Hepatocellular carcinoma (HCC) is an aggressive disease with poor prognosis and limited methods to predict patient survival. Immune cells infiltrating tumors is known to impact clinical outcome. Here, we investigated the prognostic significance of immune infiltration within the tumor microenvironment in 245 specimens from two independent cohorts by immunohistochemical analyses. A Cox regression model was constructed using a training cohort and validated in an independent cohort. The diagnostic accuracy was evaluated by receiver operating characteristic curve. The activation, function, and chemotaxis of intratumoral regulatory T cells (Treg) were analyzed using flow cytometry, quantitative PCR, and chemotaxis assay. We identified that the proportion of FoxP3⁺ cells within tumors is negatively associated with patient prognosis, whereas the proportion of interleukin (IL)-17⁺ cell and the number of trypase⁺ cells are positive predictor.

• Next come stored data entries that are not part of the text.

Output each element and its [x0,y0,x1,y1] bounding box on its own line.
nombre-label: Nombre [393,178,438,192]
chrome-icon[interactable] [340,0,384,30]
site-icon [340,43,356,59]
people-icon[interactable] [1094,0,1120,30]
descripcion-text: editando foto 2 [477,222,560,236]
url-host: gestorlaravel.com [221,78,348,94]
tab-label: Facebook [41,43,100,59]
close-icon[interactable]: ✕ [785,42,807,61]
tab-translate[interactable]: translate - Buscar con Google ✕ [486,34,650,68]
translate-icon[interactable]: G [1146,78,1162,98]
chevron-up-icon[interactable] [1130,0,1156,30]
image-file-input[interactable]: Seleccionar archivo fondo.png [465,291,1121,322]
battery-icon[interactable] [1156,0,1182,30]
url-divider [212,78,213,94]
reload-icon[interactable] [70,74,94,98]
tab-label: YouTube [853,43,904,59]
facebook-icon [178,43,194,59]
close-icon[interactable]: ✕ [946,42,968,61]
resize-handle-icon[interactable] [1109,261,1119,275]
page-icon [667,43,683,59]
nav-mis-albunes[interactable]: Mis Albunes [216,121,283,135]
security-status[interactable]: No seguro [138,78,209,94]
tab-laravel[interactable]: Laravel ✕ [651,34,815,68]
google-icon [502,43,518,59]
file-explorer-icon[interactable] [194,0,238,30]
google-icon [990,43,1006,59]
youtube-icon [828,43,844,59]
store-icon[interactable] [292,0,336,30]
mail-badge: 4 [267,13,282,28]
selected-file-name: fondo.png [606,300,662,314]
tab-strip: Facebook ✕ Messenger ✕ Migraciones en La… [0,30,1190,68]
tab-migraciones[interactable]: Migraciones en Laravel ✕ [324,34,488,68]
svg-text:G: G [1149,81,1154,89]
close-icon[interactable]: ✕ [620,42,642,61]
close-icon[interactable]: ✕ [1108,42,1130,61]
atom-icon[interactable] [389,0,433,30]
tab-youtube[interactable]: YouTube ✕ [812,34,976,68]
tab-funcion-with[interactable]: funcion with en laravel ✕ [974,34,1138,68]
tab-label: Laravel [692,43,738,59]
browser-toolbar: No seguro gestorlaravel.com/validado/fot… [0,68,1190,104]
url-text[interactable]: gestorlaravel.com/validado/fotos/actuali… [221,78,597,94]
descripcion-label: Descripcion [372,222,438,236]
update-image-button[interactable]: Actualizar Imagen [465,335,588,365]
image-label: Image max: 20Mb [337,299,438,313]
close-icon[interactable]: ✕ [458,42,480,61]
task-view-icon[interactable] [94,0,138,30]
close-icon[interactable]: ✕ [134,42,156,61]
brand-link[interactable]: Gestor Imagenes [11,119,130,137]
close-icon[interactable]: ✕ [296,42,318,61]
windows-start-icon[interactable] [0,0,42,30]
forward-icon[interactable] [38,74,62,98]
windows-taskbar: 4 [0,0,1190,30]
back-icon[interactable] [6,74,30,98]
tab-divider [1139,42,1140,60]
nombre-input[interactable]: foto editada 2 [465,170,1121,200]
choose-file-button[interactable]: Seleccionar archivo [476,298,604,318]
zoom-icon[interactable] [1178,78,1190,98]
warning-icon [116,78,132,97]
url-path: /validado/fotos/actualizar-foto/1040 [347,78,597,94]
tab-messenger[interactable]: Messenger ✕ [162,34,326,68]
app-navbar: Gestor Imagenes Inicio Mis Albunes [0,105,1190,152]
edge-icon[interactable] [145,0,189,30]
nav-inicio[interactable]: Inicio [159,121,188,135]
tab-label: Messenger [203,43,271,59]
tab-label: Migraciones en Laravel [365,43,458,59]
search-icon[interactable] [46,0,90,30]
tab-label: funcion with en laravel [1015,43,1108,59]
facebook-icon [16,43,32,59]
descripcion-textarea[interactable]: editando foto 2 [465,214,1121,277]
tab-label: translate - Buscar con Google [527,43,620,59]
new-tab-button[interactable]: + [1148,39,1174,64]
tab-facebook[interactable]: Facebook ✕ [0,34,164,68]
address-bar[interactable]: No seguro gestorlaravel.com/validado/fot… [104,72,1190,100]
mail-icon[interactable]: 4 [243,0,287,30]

The two Cox models, composed of independent predictors in multivariate analysis, provided a high diagnostic accuracy of prognosis for patients with HCC. The proportion of FoxP3⁺ cells showed the most significant predictive power, with the highest Cox score in the two models. Furthermore, we found Tregs from tumor with high FoxP3⁺ proportion were more active and powerful than the counterparts from tumor with low FoxP3⁺ proportion. In conclusion, two Cox models are established that have considerable clinical value in predicting tumor recurrence and survival of patients with HCC, respectively. In the both models, the proportion of Tregs among CD4⁺ T cells plays a central role. Cancer Prev Res; 6(6); 594–602. ©2013 AACR.